Regensburg: „Tristan und Isolde“

Besuchte Aufführung: 1.11.2014 (Premiere: 27.9.2014)

Rückblick mit Schopenhauer und Novalis – In jeder Beziehung qualitätsvoll

Die Musikdramen Richard Wagners stellten schon von jeher für jedes Opernhaus eine harte Belastungsprobe dar. Die Ansprüche, die sie an sämtliche Ausführenden stellen, sind enorm und nicht gerade leicht zu realisieren. Umso erfreulicher ist es, wenn hochkarätige Produktionen von Werken des Bayreuther Meisters nicht nur an großen Opernhäusern gestemmt werden. Es ist schon bemerkenswert, dass auch an kleinen und mittleren Bühnen immer wieder beeindruckende Wagner-Aufführungen zustande kommen, wie es jetzt bei der Neuinszenierung von „Tristan und Isolde“ am Theater Regensburg wieder der Fall war. Indem Intendant Jens Neundorff von Enzberg nach den „Feen“ in der vergangenen Spielzeit nun auch dieses höchst anspruchsvolle Werk auf den Spielplan setzte, hat er alles auf eine Karte gesetzt und dabei haushoch gewonnen. Die Aufführung geriet in jeder Beziehung zu einer qualitätsvollen Angelegenheit auf hohem Niveau, die dem kleinen Regensburger Theater alle Ehre macht.

Ensemble, oben: Mikhail Gubsky (Tristan), Dara Hobbs (Isolde)

Wagner hat seinen „Tristan“ unter dem bestimmenden Einfluss seines Lieblingsphilosophen Artur Schopenhauer geschrieben und sich dabei insbesondere von dessen Hauptwerk „Die Welt als Wille und Vorstellung“ inspirieren lassen. Für Schopenhauer war Leben gleichbedeutend mit Leiden, das seine Ursache in einem immerwährenden Zustand des Wollens hat und die Erlangung fortdauernden Glücks unmöglich macht. Diesen Grundgedanken hat der Komponist aufgegriffen und geschickt mit Novalis’ „Hymnen an die Nacht“ verwoben. In diesem 1800 erstmals veröffentlichten Gedichtzyklus schildert der Dichter die Entwicklung des Lebens im glücklichen, irdischen Reich des Lichts über eine Zwischenphase entfremdenden Schmerzes bis hin zur Befreiung durch die ewige Nacht, die nichts anderes als den Tod symbolisiert. Diese Rettung aus den Zwängen des Tags durch Nacht und Tod ist auch der Kern der philosophisch tiefgründigen Tag- und Nacht-Metaphorik, die Wagner seinem „Tristan“ übergestreift hat und von der sich auch Lotte de Beer in ihrer von eindringlichen Hell-Dunkel-Kontrasten als Versinnbildlichung von Leben und Tod dominierten Inszenierung leiten lässt.

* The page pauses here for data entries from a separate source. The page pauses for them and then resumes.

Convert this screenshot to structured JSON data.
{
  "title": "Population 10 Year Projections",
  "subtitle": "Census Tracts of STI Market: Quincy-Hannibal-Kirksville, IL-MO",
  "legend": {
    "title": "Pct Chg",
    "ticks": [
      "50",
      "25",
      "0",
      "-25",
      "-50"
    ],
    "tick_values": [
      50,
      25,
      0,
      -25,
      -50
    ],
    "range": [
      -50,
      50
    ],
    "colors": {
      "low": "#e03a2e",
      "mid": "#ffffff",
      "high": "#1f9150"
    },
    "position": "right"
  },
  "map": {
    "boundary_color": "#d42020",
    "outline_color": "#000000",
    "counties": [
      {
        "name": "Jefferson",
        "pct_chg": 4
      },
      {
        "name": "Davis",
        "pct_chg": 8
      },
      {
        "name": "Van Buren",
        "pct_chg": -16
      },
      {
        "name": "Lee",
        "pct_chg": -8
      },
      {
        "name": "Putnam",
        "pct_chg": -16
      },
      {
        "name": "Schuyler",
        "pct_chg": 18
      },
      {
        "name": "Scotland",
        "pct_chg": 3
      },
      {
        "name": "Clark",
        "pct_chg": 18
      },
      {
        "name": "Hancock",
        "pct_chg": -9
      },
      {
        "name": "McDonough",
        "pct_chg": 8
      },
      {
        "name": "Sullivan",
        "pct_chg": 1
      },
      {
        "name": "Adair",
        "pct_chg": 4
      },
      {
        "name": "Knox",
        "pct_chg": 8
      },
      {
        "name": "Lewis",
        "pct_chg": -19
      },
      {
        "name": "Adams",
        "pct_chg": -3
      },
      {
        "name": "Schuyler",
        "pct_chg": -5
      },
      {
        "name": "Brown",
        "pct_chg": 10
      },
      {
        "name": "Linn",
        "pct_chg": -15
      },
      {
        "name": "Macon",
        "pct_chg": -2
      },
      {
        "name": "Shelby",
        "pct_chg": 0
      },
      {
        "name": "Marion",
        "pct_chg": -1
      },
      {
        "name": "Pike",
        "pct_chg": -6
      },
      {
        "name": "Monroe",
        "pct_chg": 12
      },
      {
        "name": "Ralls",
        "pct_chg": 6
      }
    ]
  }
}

Michelle Völkl (Double Isolde), Mikhail Gubsky (Tristan)

Vielleicht war es nicht genau das, was man sich von einer Meisterschülerin des großen Peter Konwitschny, eines der ersten Vertreter des modernen Musiktheaters, erwartet hätte. Dennoch ist ihre gut durchdachte und handwerklich mit großem Können umgesetzte Inszenierung in hohem Maße gelungen. Sie erzählt die Handlung als Rückblende aus der Perspektive des in weiße Totenhemden gekleideten Liebespaares, das sich von Anfang an in einem Zwischenstadium von Leben und Tod bewegt und sterbend noch einmal auf die wesentlichen Stationen seines Lebens zurückblickt, bevor sie der ebenfalls weiß gewandete Hirt als Todesbote sanft ins Jenseits geleitet. Das Ausstattungsduo Clement & Sanou, von dem auch die gelungenen Kostüme stammen, hat ihr dazu einen auf einem gläsernen Rechteck aufragenden, mit Hilfe der Drehbühne ständig rotierenden mächtigen Kubus auf die Bühne gestellt, der im Dunkel des Raumes wie ein Mausoleum wirkt und dessen Dach von einer Schiffsreling begrenzt wird. Insbesondere im zweiten Aufzug mutiert die Plattform zur Spielfläche, von der aus Tristan und Isolde den Strom der Ereignisse Revue passieren lassen. Sie erfahren in Frau de Beers Deutung eine Verdoppelung durch zwei historisierende Gewänder tragende Schauspieler, die immer wieder sequenzartige Bruchstücke der Handlung und auch der Vorgeschichte zum Besten geben. So sieht man Isolde mit dem abgeschlagenen Kopf Morolds. Dann kann man beobachten, wie der Blick des von ihr als Mörder ihres Verlobten erkannten Tristan sie daran hindert, ihn zu töten. Wenig später wird man Zeuge, wie die irische Königin die unwillig wegrennende Tochter für die Reise nach Kornwall einkleidet und ihr die Zaubertränke übergibt. Dass Isolde für Marke nur Ekel fühlt, wird zu Beginn des zweiten Aufzuges deutlich, wenn sie nach einer Liebesnacht aus dem Bett des Königs steigt und sich angewidert das Geschlecht abwäscht. Von ihrer erhöhten Warte aus sehen Tristan und Isolde sich in Gestalt ihrer Doubles heftig küssen und splitternackt langen, ausgedehnten Sex miteinander haben. An dieser Stelle sei den beiden Schauspielern Michelle Völkl und Alexander Benedikt ein großes Lob für ihre mutige Ausführung dieser heiklen Szene ausgesprochen, die in der Rezeptionsgeschichte des Werkes wohl einmalig ist.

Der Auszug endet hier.